«Treffen Sie so wenige Menschen wie möglich», lautet die Verhaltensregel des BAG in Zeiten von Corona. Was dabei alles verloren geht, ist Thema einer Fotoserie, die der Aargauer Fotograf Thomas Kern in den letzten beiden Jahren erarbeitet hat.
Vom Zufall geleitet
«Je te regarde et tu dis» besteht aus rund 60 Porträts von Menschen aus Düdingen, Courtepin oder Freiburg. Keine Repräsentanten, keine Regierungsrätinnen, keine Berühmtheiten sind zu sehen. Menschen wie du und ich hat Thomas Kern fotografiert. Dabei liess er sich vom Zufall leiten.
«Früher hätte ich das Telefonbuch aufgeschlagen und blind auf Namen getippt», sagt der Fotograf. Er fand die Menschen auf der Strasse oder über Empfehlungen – und ist selbst überrascht davon, wie divers die Gruppe ausgefallen ist.
Nicht-repräsentativer Querschnitt durch einen Kanton
Alte und junge Männer und Frauen. Woher kommen sie? Welche Herkunft haben sie? Genau weiss man das nicht. Denn Kern liefert abgesehen vom Bild und dem Namen der Person keine Informationen.
So sind die Betrachterinnen und Betrachter ganz aufs Sehen angewiesen. Auf die Projektionen, die der eigene Kopf zu den Bildern produziert: Der sieht nett aus! Die arbeitet bestimmt mit den Händen. Warum schauen die Alten alle irgendwie fragend in die Kamera? Warum sieht man ihnen ihr Leben so deutlich an? Und warum wirken die Jungen so selbstsicher?

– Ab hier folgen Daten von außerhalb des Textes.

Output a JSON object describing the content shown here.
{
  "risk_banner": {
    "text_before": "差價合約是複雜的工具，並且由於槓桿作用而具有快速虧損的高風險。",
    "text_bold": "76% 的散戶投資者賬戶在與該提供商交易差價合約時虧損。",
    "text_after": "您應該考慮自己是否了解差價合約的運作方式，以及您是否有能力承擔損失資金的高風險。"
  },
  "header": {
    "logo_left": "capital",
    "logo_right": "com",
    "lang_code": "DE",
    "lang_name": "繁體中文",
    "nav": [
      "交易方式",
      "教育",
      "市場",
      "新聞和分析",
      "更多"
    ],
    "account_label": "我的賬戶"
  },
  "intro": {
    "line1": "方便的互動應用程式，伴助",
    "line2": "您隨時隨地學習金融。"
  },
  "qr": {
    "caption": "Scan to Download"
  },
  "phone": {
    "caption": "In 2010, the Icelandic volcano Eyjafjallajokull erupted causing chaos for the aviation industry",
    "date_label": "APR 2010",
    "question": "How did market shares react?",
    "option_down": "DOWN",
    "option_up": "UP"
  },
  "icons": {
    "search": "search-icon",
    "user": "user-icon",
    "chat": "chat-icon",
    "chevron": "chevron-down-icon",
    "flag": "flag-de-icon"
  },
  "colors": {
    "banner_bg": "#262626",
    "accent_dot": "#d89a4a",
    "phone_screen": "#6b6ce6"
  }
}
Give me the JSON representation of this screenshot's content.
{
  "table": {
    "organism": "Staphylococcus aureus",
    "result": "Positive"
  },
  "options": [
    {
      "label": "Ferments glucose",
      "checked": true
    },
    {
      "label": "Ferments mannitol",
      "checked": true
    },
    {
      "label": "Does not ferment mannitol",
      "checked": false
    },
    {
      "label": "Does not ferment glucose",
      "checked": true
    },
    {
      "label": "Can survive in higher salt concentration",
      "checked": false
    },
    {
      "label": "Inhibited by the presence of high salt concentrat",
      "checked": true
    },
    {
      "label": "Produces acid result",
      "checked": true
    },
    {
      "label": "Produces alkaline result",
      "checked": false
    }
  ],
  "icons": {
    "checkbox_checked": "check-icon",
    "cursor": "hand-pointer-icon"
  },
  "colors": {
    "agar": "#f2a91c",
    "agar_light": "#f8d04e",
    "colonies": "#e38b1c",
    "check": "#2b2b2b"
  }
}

Mehr Details, mehr Gedanken
Kern grinst bei solchen Bemerkungen. Dass die Furchen und Falten auf alten Gesichtern wirken, als seien ihre Trägerinnen und Träger vom Leben gezeichnet, sei wenig überraschend, sagt der Fotograf. «Je mehr Details ein Foto zeigt, umso stärker bleiben wir haften und denken uns unseren Teil.»
Die Porträtserie entstand als Projekt der « enquête photographique fribourgeoise ». Der kantonale Wettbewerb spricht alle zwei Jahre die Mittel für eine fotografischer Ermittlung in Freiburg. Aber so viel hätten seine Porträts gar nicht mit dem zweisprachigen Kanton zu tun, sagt Kern.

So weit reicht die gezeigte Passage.